Номера страниц в выпуске:53-54
Несмотря на лавинообразное нарастание современных психотропных средств из класса антидепрессантов в арсенале практикующего врача, проблема резистентности при терапии депрессивных состояний до настоящего времени сохраняет свою актуальность. Около 30% больных большой депрессией не поддаются лечению одним антидепрессантом, назначенным в адекватной дозе на период, достаточный для получения лечебного эффекта (P.Cowen, 1998). Основными стратегиями преодоления терапевтической резистентности фармакологическими средствами являются: замена оказавшегося неэффективным антидепрессанта на другой, комбинированная терапия (одновременное применение двух антидепрессантов) и стратегии аугментации (присоединения к терапии антидепрессантом дополнительного лекарственного агента, не относящегося к этому классу препаратов).

Введение
Несмотря на лавинообразное нарастание современных психотропных средств из класса антидепрессантов в арсенале практикующего врача, проблема резистентности при терапии депрессивных состояний до настоящего времени сохраняет свою актуальность. Около 30% больных большой депрессией не поддаются лечению одним антидепрессантом, назначенным в адекватной дозе на период, достаточный для получения лечебного эффекта (P.Cowen, 1998). Основными стратегиями преодоления терапевтической резистентности фармакологическими средствами являются: замена оказавшегося неэффективным антидепрессанта на другой, комбинированная терапия (одновременное применение двух антидепрессантов) и стратегии аугментации (присоединения к терапии антидепрессантом дополнительного лекарственного агента, не относящегося к этому классу препаратов). Если тактика последовательной замены антидепрессантов различных фармакологических групп и их комбинированное использование широко применяется в клинике, то аугментационные стратегии вызывают множественные вопросы. В первую очередь это связано с тем, что ряд лекарственных средств, которые используются для аугментации (тиреоидные гормоны, антипсихотики и др.), не имеют официально зарегистрированных показаний для назначения при эндогенных депрессиях. Вместе с тем данные контролируемых исследований, убедительных с точки зрения доказательной медицины (J.John, 2002), позволяют рассматривать такой подход как один из методов преодоления резистентности к антидепрессантам.

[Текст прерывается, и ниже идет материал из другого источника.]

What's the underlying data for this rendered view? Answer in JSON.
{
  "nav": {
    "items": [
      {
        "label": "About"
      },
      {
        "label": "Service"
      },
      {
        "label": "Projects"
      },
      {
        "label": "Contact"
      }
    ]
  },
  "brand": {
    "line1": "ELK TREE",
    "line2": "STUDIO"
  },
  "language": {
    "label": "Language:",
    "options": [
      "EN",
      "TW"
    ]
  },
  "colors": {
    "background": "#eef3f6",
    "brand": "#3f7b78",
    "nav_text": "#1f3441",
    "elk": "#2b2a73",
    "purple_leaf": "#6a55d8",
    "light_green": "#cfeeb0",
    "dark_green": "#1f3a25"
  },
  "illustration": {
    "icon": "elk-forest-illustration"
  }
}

Описание клинического случая
Больной Г., 1983 г. рождения, неоднократно госпитализировался в НИПНИ им. В.М.Бехтерева с диагнозом: рекуррентное депрессивное расстройство, текущий депрессивный эпизод умеренной степени выраженности.
Наследственность у больного явно психопатологически не отягощена, но из характерологических особенностей родителей обращают на себя внимание проявления эмоциональной неуравновешенности, вспыльчивости. Больной родился от неосложненной беременности, единственный ребенок в семье. Из расстройств детского возраста были выявлены проявления повышенной моторной активности, в 4–5 лет отмечались снохождение и заикание. В школу пошел с 7 лет, успеваемость и адаптация в школьной среде были хорошими. После окончания средней школы поступил в технический вуз. Преморбидно сформировался впечатлительным, с чертами сенситивности.
Больным себя считает с 2003 г., когда после дорожно-транспортного происшествия резко снизилось настроение, сопровождавшееся проявлениями тревоги, внутреннего напряжения; нарастали замкнутость и снижение работоспособности. В это же время ухудшился аппетит и возникли нарушения сна по типу ранней и поздней инсомнии. Однократно на высоте приступа тревоги нанес себе поверхностный разрез в области лучезапястного сустава, но эти действия не имели очерченной суицидной мотивации. Осенью 2003 г. около месяца получал стационарное лечение в отделении пограничной психиатрии с использованием коаксила, откуда был выписан без признаков депрессии. Больной успешно продолжил обучение в вузе, был социально активным, участвовал в студенческой жизни, по обмену между учебными заведениями на конкурсной основе выезжал на несколько месяцев за границу.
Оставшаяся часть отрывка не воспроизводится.